Another limitation of the current build is lighting. Ultimately, I want to render Daggerfall’s light sources as they appear in game – recapturing the atmosphere of those dark places.

While exploring you will be able to toggle gravity and collision, allowing you fly through the map with ease or explore on foot.

Daggerfall Treasury

Daggerfall Treasury

This is a close-up of the Treasury inside Castle Daggerfall. Using the first-person flying camera with no collision, I have positioned myself high in the room.

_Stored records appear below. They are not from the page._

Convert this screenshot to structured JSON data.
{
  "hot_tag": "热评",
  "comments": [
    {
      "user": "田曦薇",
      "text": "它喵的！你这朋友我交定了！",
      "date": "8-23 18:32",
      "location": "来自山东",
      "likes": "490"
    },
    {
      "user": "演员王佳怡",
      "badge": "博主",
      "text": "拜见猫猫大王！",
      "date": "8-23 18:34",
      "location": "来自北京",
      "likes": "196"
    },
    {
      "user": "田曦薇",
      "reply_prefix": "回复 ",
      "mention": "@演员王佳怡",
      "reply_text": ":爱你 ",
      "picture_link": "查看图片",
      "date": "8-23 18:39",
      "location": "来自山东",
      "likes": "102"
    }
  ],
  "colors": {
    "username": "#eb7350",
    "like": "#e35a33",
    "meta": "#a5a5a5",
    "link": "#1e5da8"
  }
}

One of the long-term features of Daggerfall Scout is to allow world interaction. There is a complex puzzle in this room to find your way to the Totem. I would like to enable the explorer to action levers, teleporters, doors, etc.

Mantellan Crux

Mantellan Crux

This famous dungeon marks the end of the main quest in Daggerfall. Each part of the dungeon is a self-contained puzzle room where you are beset by foes. Only the most powerful characters could find their way past these challenges.

This screenshot also shows the user interface collapsed down to just the status panel.

Blind God

Blind God

A close-up of the fire room in the Mantellan Crux, looking down on the Blind God.

I hope to release the first version of Daggerfall Scout in a few months time. The plan is to release a fun world explorer and continue to add features in subsequent builds.

Workshop Returns

I have reopened Daggerfall Workshop as a blog site to host my old tools, and talk about new tools under development. More content will be added shortly.